Some people apparently love author-narrated audiobooks on principle, and I get that. There's an intimacy to hearing the writer's own voice. But intimacy requires presence, and Brooks sounds removed from her own material. I found myself wanting to bump the speed up to 1.25x just to inject some energy, and that helped a little, but it shouldn't be my job to fix the pacing.
I will say this: there's another version narrated by Stina Nielsen that apparently exists. If you can find it, that might be the move. The story deserves better audio treatment.
Who This Is For (and Who Should Just Buy the Paperback)
If you loved pandemic-era fiction before pandemics were trendy. If you're a history nerd who wants to know what plague quarantine actually looked like at the village level. If you appreciate a female protagonist who earns her strength through loss rather than having it handed to her. This story is for you.
But if flat narration drives you up the wall - and I mean truly monotone, not just "understated" - consider the print version instead. The writing is strong enough to survive a mediocre reading, but you'll be fighting the delivery the whole time. I stuck with it because the story earned my attention. Not everyone will have that patience.

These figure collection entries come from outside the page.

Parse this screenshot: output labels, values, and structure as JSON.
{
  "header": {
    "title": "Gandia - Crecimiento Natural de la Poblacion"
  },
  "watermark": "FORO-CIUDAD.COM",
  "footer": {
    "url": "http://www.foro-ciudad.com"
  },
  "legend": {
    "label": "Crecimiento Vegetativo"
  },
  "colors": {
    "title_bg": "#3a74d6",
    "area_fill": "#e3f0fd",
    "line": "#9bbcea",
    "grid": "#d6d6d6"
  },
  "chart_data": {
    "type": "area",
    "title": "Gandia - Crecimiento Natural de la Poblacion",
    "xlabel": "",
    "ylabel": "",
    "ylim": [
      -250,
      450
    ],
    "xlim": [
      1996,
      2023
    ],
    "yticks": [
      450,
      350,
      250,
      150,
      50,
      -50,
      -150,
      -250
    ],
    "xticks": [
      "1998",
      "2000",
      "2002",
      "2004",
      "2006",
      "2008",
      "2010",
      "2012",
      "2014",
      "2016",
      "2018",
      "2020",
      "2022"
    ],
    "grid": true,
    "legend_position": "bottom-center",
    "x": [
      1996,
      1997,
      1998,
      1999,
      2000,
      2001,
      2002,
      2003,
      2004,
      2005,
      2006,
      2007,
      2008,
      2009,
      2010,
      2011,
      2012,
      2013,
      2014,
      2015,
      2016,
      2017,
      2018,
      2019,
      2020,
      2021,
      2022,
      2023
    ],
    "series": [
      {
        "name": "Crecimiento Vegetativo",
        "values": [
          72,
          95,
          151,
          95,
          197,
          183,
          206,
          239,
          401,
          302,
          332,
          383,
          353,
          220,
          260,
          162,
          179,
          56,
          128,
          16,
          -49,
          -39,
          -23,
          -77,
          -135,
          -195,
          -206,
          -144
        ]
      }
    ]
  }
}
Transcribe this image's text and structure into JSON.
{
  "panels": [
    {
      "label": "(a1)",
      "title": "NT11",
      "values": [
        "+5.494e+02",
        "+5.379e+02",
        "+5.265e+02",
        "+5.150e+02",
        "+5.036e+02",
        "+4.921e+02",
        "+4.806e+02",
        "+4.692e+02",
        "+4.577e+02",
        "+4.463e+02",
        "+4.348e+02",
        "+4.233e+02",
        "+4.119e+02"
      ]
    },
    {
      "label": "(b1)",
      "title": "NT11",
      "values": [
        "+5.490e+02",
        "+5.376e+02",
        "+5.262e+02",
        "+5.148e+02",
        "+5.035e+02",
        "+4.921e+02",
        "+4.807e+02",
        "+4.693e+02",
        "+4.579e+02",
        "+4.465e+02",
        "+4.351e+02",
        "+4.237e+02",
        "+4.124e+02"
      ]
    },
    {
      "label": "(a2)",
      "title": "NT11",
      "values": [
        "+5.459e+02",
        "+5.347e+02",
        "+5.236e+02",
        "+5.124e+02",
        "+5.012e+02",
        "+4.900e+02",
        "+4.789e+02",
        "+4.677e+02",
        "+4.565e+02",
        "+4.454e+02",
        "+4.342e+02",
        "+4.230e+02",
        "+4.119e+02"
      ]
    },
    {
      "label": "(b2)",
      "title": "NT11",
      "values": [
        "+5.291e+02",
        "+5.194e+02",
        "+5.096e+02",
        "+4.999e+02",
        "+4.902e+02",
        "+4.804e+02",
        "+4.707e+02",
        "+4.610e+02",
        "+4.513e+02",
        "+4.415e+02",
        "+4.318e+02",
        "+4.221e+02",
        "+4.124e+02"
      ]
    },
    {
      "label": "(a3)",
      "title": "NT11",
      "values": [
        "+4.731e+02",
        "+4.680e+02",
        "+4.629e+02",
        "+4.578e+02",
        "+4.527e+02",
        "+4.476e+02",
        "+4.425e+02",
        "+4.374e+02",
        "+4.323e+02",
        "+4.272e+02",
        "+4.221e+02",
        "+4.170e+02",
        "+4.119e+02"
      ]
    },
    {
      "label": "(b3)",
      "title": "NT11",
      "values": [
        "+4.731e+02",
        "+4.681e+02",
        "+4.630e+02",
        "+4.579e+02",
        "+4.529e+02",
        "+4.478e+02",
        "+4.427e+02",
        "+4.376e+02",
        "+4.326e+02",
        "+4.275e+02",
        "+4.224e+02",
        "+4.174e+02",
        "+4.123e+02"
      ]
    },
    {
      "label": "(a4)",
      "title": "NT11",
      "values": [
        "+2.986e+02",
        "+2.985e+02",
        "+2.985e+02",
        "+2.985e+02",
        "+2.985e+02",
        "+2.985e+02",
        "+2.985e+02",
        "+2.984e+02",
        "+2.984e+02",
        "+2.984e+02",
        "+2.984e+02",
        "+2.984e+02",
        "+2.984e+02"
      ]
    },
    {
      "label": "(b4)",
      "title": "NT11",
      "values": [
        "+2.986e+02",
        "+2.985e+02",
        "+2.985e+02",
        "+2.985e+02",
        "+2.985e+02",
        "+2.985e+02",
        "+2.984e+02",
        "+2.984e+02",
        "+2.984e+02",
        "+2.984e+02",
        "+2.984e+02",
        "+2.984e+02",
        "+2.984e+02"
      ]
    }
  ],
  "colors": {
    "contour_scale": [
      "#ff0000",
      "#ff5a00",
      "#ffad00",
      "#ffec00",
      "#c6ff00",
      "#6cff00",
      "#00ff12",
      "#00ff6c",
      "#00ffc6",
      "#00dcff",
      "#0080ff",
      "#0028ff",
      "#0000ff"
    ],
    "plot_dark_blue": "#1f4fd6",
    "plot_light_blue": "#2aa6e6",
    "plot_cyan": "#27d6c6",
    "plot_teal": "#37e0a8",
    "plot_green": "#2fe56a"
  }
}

My mom would love this. She'd call me afterward and say "See, that girl became a healer, she should have been a doctor too." Some things never change.
Night Shift Prescription
Read the book. Listen to it only if you can handle the narration or find the Nielsen version. The story of Eyam deserves your time - it's a pandemic narrative written before we all became exhausted by pandemic narratives, and it still feels urgent and human and true. Just maybe don't listen to it right after a brutal shift. The death count hits different when you've been counting your own.